十一、ヤミ人 10
「朝からたのしそうッスね……特に――」
速水は教室でもみ合いを始めていた宗次郎と氷室に一瞥をくれると、
「他人の陰口に、忙しい皆様は!」
その視線をそのまま周囲の生徒達に向けた。
宗次郎と氷室、そして雪野。その三人他の生徒達は、宗次郎と氷室がもみ合う中でもひそひそと何やら声をひそめて互いに話していた。
「……」
速水の最後の一言に教室が一瞬で静まり返る。
宗次郎達が騒ぎ出し、自分たちに意識が向かないことをいいことに再び噂話に夢中になり出していた生徒達。速水の細い目はその一人一人をつかまえるようにゆっくりと見回す。
「ふふ……」
教室の入り口で笑みを浮かべる速水。速水は自然と湧き起こる笑みを押さえ切れないようだ。

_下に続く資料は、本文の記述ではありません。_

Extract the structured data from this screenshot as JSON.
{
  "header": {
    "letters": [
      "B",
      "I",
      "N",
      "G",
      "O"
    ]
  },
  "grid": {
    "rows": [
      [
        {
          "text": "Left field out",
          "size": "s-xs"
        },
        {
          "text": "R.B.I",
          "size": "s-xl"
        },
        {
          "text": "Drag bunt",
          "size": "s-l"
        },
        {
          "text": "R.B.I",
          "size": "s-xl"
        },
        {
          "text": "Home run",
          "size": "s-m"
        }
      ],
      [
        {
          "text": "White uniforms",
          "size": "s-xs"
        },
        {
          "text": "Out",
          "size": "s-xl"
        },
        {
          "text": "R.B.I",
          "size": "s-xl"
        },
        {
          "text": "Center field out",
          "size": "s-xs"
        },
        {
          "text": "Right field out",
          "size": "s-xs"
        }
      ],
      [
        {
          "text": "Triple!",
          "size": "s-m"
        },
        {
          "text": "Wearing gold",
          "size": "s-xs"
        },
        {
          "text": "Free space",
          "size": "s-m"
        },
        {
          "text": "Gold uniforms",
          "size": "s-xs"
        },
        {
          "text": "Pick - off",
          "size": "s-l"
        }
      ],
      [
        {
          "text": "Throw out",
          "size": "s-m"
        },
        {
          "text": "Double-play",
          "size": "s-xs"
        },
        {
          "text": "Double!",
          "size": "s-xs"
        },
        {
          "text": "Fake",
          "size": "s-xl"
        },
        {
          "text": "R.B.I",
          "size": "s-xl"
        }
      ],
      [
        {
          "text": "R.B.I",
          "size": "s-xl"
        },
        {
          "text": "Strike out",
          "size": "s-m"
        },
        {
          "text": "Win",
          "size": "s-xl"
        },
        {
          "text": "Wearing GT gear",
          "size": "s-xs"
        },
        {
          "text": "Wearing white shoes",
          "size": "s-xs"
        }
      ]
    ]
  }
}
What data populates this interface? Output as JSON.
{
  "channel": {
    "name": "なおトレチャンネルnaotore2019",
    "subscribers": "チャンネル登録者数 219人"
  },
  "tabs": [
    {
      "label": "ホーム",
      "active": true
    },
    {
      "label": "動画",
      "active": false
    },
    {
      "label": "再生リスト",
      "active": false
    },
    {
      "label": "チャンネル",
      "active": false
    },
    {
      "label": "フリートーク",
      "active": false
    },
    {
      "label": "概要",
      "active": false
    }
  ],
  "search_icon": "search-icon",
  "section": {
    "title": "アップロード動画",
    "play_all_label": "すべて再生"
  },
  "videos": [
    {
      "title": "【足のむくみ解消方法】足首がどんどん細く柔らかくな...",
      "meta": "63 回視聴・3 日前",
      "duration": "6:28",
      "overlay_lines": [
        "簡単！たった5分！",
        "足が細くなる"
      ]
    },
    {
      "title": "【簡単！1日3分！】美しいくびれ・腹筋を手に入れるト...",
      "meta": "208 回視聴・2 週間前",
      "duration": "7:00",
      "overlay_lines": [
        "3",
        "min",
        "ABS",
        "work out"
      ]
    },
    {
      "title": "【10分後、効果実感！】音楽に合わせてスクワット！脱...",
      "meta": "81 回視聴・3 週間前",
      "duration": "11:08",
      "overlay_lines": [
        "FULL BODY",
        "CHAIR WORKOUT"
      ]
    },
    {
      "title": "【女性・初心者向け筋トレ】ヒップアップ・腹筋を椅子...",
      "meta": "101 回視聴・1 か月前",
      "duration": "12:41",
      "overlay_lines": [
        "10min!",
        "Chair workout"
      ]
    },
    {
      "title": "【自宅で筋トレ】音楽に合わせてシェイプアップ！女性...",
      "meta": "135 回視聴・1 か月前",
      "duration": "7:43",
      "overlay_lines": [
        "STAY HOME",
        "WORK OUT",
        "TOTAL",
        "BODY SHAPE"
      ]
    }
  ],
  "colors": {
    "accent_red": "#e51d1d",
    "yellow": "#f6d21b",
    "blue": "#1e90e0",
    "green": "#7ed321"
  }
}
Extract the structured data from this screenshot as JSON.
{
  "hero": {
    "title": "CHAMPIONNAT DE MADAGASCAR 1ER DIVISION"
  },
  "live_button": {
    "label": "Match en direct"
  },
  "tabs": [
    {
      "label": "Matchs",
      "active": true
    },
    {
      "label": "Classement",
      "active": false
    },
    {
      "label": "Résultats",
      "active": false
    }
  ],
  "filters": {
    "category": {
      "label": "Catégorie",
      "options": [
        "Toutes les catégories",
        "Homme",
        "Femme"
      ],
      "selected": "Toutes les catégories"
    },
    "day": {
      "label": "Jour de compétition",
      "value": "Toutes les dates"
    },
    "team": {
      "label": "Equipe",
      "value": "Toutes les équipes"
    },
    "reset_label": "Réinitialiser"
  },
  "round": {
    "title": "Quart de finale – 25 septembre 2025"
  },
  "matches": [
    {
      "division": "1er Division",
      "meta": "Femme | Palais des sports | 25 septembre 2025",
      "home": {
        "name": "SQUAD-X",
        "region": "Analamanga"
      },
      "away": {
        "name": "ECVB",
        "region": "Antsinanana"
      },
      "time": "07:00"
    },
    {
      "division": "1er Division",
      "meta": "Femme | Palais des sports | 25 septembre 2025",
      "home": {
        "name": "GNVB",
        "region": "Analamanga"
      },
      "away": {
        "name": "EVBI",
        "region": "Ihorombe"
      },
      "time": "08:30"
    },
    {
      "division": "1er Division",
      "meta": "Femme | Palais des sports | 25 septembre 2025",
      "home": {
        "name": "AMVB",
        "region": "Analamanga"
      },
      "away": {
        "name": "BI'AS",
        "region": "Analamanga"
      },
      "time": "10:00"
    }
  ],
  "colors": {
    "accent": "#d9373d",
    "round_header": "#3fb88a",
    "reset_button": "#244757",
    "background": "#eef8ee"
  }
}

熟れ過ぎて内から弾けた果実の切れ目のように、速水は押さえ切れない笑みに押されてその細め目をすっと細める。
そしてその目の奥にある甘い蜜は、とろりとした光となって漏れ出ている。朝の爽やかな陽の光にきらめいているはずのその目の光は、細い切れ目を通して反射し怪しい光へと生まれ変わっていた。
「おはようッスね! 朝から、他人の陰での悪口! ご苦労様ッスよ!」
速水は人を小馬鹿にしたような笑みで教室の入り口から入って来た。
速水が教室に入って来た風にあおられたかのように、生徒達が次々と皆一様にうつむいていく。速水が熟れ過ぎてもまだなお幹にしぶとく実る果実なら、生徒達の視線は強風にあおられた弱いその他の果実のように一斉に落ちていく。
いやそれは風に落とされたのではなく、人為的に落とさせれたのかもしれない。
陰口に花を咲かせていた生徒達は、自身がその陰で実ってしまった果実だったようだ。陰で育った故に小さく実った果実。それは人の手により剪定で落とされる運命だ。
小さく育った実を枝から切り落として一つの実を大きくするように、しゅんとうつむく他の生徒の養分を吸い取って速水の笑みは更に満足げに実っていく。
教室の気分を一人独占する速水。それでいて実った果実は熟れて弾ける程甘過ぎるようだ。今度は口元がその内側から裂けるように開く。
「おやおや、厭味に一つも言い返さないッスか? 肯定ってことでいいッスね!」
自らの漏れ出る甘い果汁を舐めるかのように、速水は舌なめずりまでしそうな程口角を歪めて続けて口を開く。
その言葉に生徒達が更に視線を反らそうとする。一度下を向いた視線が、そのまま今度は速水と反対側に向けられた。
陰で実った果実は、今や落ち込み腐るだけのようだ。
誰もが自身に向けられた速水の視線に目を合わせようとしない。ただただばつが悪そうに肩まで落としてうつむき続けた。
「フンッ……」
速水がその様子に小さく鼻を鳴らした。
速水は自分の机ではなく雪野達の下へと近づいてゆく。
「速水さん……」
雪野が向かってくる速水をぐっと睨みつけた。
「おやおや、触れれば切れる刃物みたッスね……怖いッスよ……」
速水が言葉とは裏腹に、恐れる様子も見せずに雪野に近づいて来る。
だが雪野の視線は実際は速水の言葉通りだった。
雪野は鋭い視線を速水の向かってくる笑みに向ける。両の目から発せられるその眼光は、やはり剪定の為に開かれ光るハサミのようだ。
雪野は熟れ過ぎた果実を切り落とさんと構えるように、正面から真っ直ぐ速水に向き直った。
速水が雪野の目の前まで来て立ち止まると、
「……」
「……」
二人は無言で視線を戦わせる。二人は鼻先を突きつけ合わせるような位置で正面から向き合った。
「朝から、悪意剥き出しね? 少しらしくないわよ、速水さん」
先に口を開いたのは雪野の方だった。
「そうッスか? いつも通りのつもりッスけどね」
「言いたいことを言うのは、いつも通りだけど……そうね……何かストレートね……」
雪野が速水の真意を探らんとしてか、その細い目の奥を覗きこむ。
「ふふ……自分も人間ッスよ……苛々する日ぐらいあるッス……」
「そう……」
「ええ、千早さんも……あるッスよね? 苛々する日……人間ッスからね……」
速水はそう告げると不意に再び歩き出した。
速水は雪野の横を抜けてすれ違おうとする。
「……」
雪野は無言で視線を横に流し、その速水が通り過ぎるままにする。
「それとも……」
だが速水は雪野とすれ違う一瞬に、
「人間ヤメたら……イライラしないッスかね……」
相手にしか届かないような小さな声で呟いた。